The top-performing foundations and endowments in 2012 had the same two things in common — higher equity exposure and lower allocations to alternatives — according to a spotlight report from the Wilshire Trust Universe Comparison Service.
The report focused on finding correlations among the top-performing foundations and endowments for last year. The top 5% of the universe had a median equity allocation of 70%, compared with only about 55% for the next 5%, and 46% for the bottom 75%. The universe consists of 283 foundations and endowments that submitted full asset allocations to TUCS.
Robert Waid, managing director at Wilshire Associates Inc., Santa Monica, Calif., said it was expected that plans with higher equity allocations would be the top performers for the year.

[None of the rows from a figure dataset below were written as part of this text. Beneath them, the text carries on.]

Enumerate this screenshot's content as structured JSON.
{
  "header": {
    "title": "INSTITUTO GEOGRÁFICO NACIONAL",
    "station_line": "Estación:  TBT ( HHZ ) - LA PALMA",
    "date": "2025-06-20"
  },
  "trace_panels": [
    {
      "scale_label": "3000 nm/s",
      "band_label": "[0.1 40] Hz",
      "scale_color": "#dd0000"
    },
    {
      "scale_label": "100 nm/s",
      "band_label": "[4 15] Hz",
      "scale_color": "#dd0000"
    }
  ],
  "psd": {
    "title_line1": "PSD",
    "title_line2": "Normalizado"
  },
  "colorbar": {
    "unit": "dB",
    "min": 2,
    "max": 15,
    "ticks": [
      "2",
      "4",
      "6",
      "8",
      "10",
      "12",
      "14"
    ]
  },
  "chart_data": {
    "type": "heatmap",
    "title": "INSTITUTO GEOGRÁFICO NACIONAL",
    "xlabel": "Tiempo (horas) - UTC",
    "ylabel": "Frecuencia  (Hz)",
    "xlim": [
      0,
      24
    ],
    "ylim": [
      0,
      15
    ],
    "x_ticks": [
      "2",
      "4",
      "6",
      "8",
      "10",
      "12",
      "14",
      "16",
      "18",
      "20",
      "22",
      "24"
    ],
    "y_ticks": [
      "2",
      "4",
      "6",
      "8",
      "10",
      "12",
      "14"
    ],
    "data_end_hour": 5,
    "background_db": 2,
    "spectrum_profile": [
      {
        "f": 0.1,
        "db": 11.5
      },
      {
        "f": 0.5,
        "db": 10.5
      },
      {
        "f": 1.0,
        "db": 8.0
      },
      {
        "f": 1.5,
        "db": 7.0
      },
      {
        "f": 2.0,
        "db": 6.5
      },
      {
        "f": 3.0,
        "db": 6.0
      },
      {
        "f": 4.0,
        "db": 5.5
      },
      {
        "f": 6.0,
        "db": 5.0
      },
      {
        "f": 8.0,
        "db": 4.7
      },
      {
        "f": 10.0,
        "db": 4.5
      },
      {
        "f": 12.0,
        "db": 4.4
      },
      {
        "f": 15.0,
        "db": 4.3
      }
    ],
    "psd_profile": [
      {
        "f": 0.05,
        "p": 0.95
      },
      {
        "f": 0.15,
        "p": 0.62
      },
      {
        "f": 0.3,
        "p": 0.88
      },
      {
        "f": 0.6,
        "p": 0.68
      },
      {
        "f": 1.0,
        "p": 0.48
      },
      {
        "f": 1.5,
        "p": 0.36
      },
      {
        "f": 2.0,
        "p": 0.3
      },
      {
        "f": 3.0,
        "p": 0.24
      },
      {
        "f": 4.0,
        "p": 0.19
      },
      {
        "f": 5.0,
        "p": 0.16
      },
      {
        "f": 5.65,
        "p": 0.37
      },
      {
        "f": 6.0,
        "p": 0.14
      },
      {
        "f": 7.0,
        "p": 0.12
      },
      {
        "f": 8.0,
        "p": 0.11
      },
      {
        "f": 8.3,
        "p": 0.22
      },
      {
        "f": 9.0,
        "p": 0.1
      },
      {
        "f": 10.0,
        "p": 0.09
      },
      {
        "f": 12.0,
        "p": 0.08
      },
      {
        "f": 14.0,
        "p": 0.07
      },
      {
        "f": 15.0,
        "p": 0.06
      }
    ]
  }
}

“The main thing that surprised me was that the higher performing plans also had better performance within equities than the markets,” Mr. Waid said.
More than 58% of the top-quartile plans have U.S. equity returns better than the 16.06% the Wilshire 5000 index returned. Mr. Waid said that implies the plans were either “really good at picking managers or had a higher exposure to better performing sectors” and small-cap stocks. The Wilshire U.S. Large-Cap index returned 15.74% while the Wilshire U.S. Small-Cap index was up 18.76%.
The top 5% of plans had a median U.S. equity return of about 19%, compared with just 14% for the bottom 75%.
Mr. Waid did not know the breakdowns of the types of equity in which the plans invested, but said in general, foundations and endowments are likely to take on more risk than other entities. Small-cap equities are more volatile, but often outperform in up markets.
Typical plans in all performance categories had average and median fixed-income allocations of just above 20%. Mr. Waid said most plans outperformed fixed-income benchmarks, but were similar when compared with each other and therefore was not a reason for certain plans' overall outperformance. Real estate had an average 1.5% allocation and did not significantly differentiate plans, Mr. Waid added.
However, the exposure to alternatives directly related to how plans performed for the year. The top 5% of plans had an allocation of less than 10% compared with more than 30% for the bottom 75%. Hedge funds had a median return of 7.2% for the year; private equity, 5.9%; and other, 9.1%.
The median return of all foundations and endowments was 11.89%, the eighth positive year out of the last 10 years and the sixth with double-digit positive returns. The 10-year median was 7.56%. The worst performing plan in 2012 returned 4.8%.